Spread across 10,000 sq. km, the landscape that forms their workspace lies in the shadow of the 8,585m Khangchendzonga peak, the world’s third highest, and comprises snow-capped mountains and steep-sided valleys. Lakes and glaciers dot the barren high altitudes. The variations in climate, elevation and vegetation make it the perfect home for nearly half of India’s bird diversity, many rare and endangered species of plants, and animals like the red panda, the Bengal tiger, clouded leopard, gaur, Asiatic black bear and musk deer. Like many other biodiversity hot spots in the country, though, the Khangchendzonga has been under threat from hunting and trapping of animals, illegal extraction of medicinal and aromatic plants for trade, grazing, and unregulated tourism.
“The park can be an exceptionally brutal terrain if you are not used to the climate. We don’t have the adequate infrastructure and facilities to make patrolling visits with support staff from outside. To be honest, the climate conditions can become so extreme that people hardly apply for such work. All of this really hurt the health of the area, from tree cutting to poaching. That’s where Himal Rakshaks come into the picture. They were earlier herders and lived in and roamed these hills for years,” says Tenzing W. Bhutia, range officer at the park. “They have a kind of knowledge and awareness that we will never have. They educate us in what can help improve the health of the area.”
There is no specific documentation of the impact of the programme, though the forest department does believe it has helped to check hunting and poaching. “There’s less illegal grazing also. The other locals also cooperate with them,” says Tenzing Bhutia. “The fact that they are still working with us, giving regular reports and helping us take care of the forests, means we would be lost without them.”
We need them more than we think we do, insists Lak-Tsheden, coordinator of the Khangchendzonga Landscape Program at WWF India. “For the longest time, we had heard there were snow leopards in Khangchendzonga but there was no photographic evidence till a few years ago. They have helped identify critical snow leopard areas that can form the basis for landscape-level conservation in the Himalaya, and it’s vital for the state-level snow leopard population assessment, which is part of India’s larger National Snow Leopard Population assessment.”
Even when they are not out patrolling, they spread awareness of the need to keep the park clean. As Gopal Limboo, a rakshak and a guide, puts it: “Treks happen six months in a year; that’s when we make most of our money. It also means a lot of tourist activity, which, if we don’t monitor, can result in a lot of littering. I always end up picking garbage while trekking; people just don’t listen.
“We have to constantly remind them about cleanliness, otherwise the beauty of this place will get affected, which means tourism will get affected.”

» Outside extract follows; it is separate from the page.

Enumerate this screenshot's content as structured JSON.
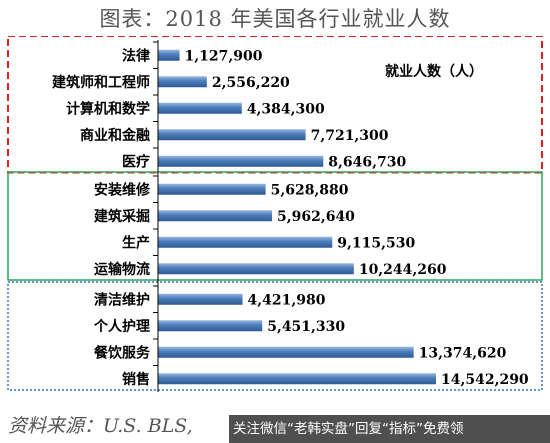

Lak-Tsheden, who has been part of the initiative from the beginning, training volunteers in how to use the GPS and set camera traps and encouraging them to push other residents to join the initiative, wishes younger people would show greater interest. “It’s difficult to get the support of the young ones because they want to move to cities, do fancy jobs. There’s nothing wrong with it, but who will take care of nature in the future?” she says. “We do have some former poachers as Himal Rakshaks, so there’s definitely something that brings people in. Only if more people could come forward.”
That’s why Ramsingh Limboo, 38, the youngest Himal Rakshak, makes it a point to narrate stories of the forest to the children of his village, Yuksam, whenever possible. “I grew up listening to my parents telling stories of how our gods live in these forests and only when we protect them will they protect us,” he says. “Our children need to appreciate what nature gave us; we are nothing without it. It’s in our hands to give our future generation a better world.”